Um die Nachteile der PPI´s zu verstehen, möchte ich Ihnen zunächst beschreiben, welche Verdauungsprozesse in einem gesunden Magen ablaufen. Etwas vereinfacht dargestellt wird bei einer vorzugsweise eiweißhaltigen Kost im Magen u.a. das Verdauungsenzym Pepsin und die das pepsinaktivierende Magensäure ausgeschüttet. Auf diesem Weg werden die Eiweiße chemisch zerkleinert, damit der Dünndarm mit den Verdauungsenzymen der Bauchspeicheldrüse die Zerkleinerung vollenden kann. Wichtig ist zu wissen, daß nur eine gute Vorverdauung im Magen eine erfolgreiche Nährstoffspaltung im Darm ermöglicht.
So, nun können Sie ohne viel nachzudenken auch ohne meine Erklärung ermessen, was wohl im Darm und damit im Mikrobiom geschieht, wenn wir die Magensäurebildung unterbinden!?
Richtig, das Enzym Pepsin wird nicht aktiviert, insbesondere die Eiweiße gelangen mehr oder weniger unverdaut in den für diese Situation überforderten Dünndarm. Ein Teil der schlecht verdauten Eiweiße gelangt dahin, wo sie beim Gesunden nie hingelangen, in den Dickdarm.

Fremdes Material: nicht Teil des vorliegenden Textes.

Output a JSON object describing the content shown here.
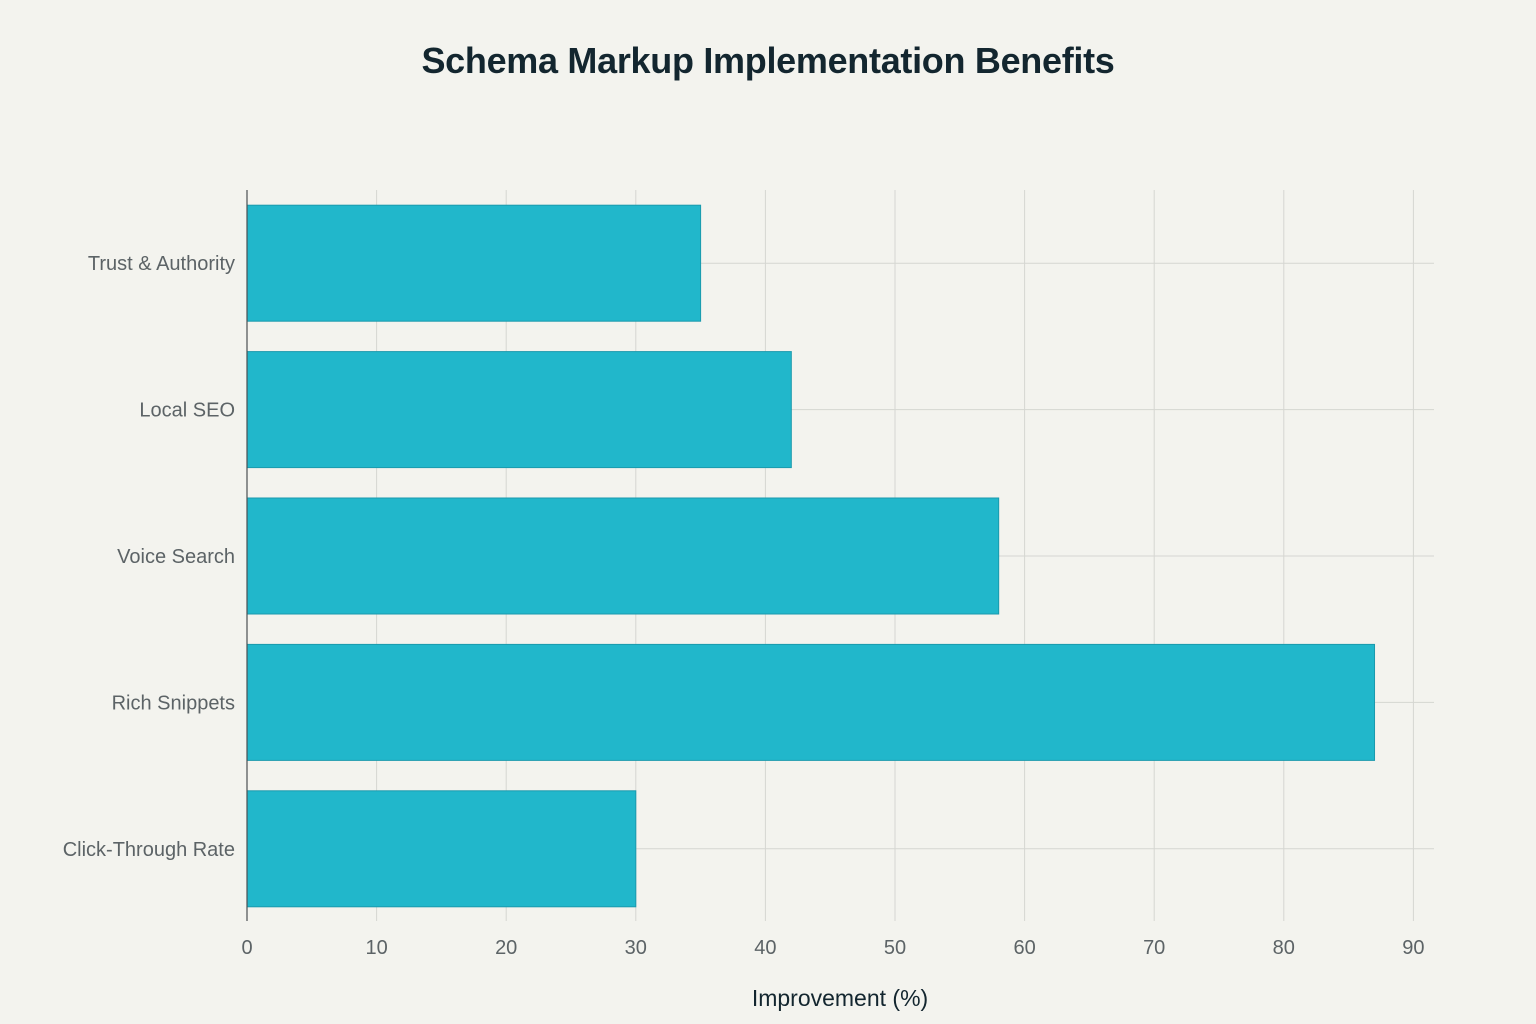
{
  "chart_data": {
    "type": "bar",
    "orientation": "horizontal",
    "title": "Schema Markup Implementation Benefits",
    "xlabel": "Improvement (%)",
    "ylabel": "",
    "categories": [
      "Trust & Authority",
      "Local SEO",
      "Voice Search",
      "Rich Snippets",
      "Click-Through Rate"
    ],
    "values": [
      35,
      42,
      58,
      87,
      30
    ],
    "xlim": [
      0,
      90
    ],
    "xticks": [
      0,
      10,
      20,
      30,
      40,
      50,
      60,
      70,
      80,
      90
    ],
    "grid": true,
    "bar_color": "#21b7cb",
    "bar_edge_color": "#1a9aad"
  }
}
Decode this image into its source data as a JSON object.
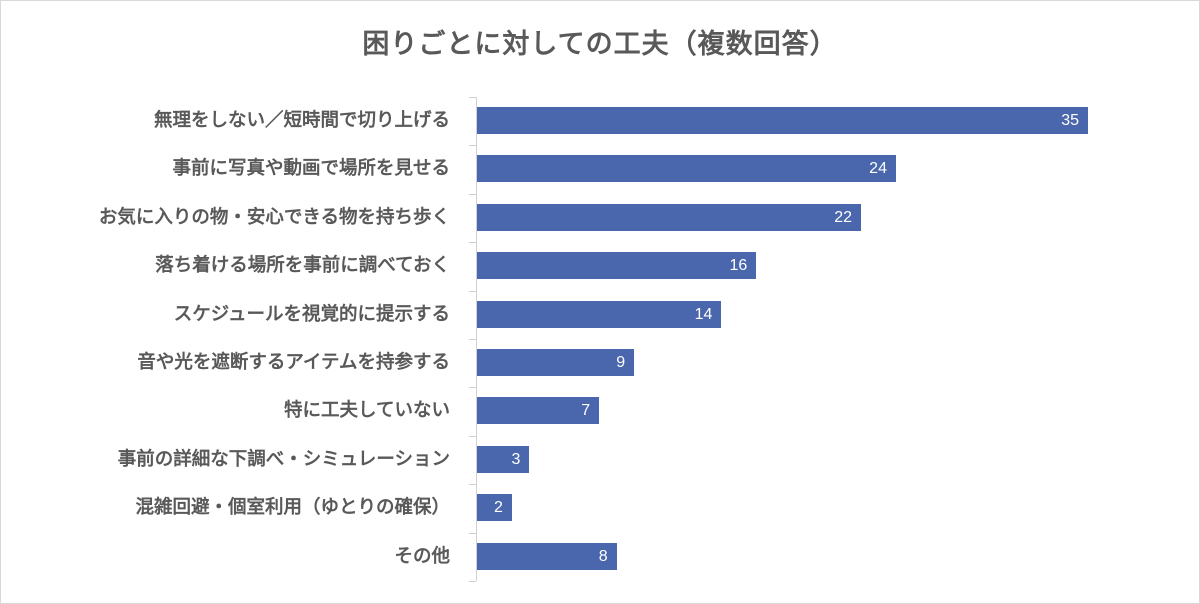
{
  "chart_data": {
    "type": "bar",
    "orientation": "horizontal",
    "title": "困りごとに対しての工夫（複数回答）",
    "xlabel": "",
    "ylabel": "",
    "categories": [
      "無理をしない／短時間で切り上げる",
      "事前に写真や動画で場所を見せる",
      "お気に入りの物・安心できる物を持ち歩く",
      "落ち着ける場所を事前に調べておく",
      "スケジュールを視覚的に提示する",
      "音や光を遮断するアイテムを持参する",
      "特に工夫していない",
      "事前の詳細な下調べ・シミュレーション",
      "混雑回避・個室利用（ゆとりの確保）",
      "その他"
    ],
    "values": [
      35,
      24,
      22,
      16,
      14,
      9,
      7,
      3,
      2,
      8
    ],
    "xlim": [
      0,
      35
    ],
    "grid": false,
    "legend": "none",
    "data_labels": true,
    "bar_color": "#4a67ae",
    "label_color": "#595959"
  }
}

Da bekanntlich nur der Dünndarm verdauen kann, findet im Dickdarm keine Verarbeitung der Eiweiße mehr statt – und werden den stets in kleiner Zahl vorkommenden Fäulniskeime auf dem Tablett präsentiert. Die gewünschten Kulturen haben von diesem gedeckten Tisch keinen Vorteil, da sie bekanntlich nur von Ballaststoffen und Stärke leben. Und damit kippt das Mikrobiom in Richtung Fäulnis. Da dieser Prozeß langsam verläuft, sind Anwendungszeiten von 2 bis höchstens 4 Wochen noch relativ unproblematisch, während Langzeitanwendungen zwangsläufig in eine schwere Dysbiose führen.
Um es noch einmal kurz zu fassen: Man kann dem Magen nicht unbeschadet einfach die Magensäure wegnehmen!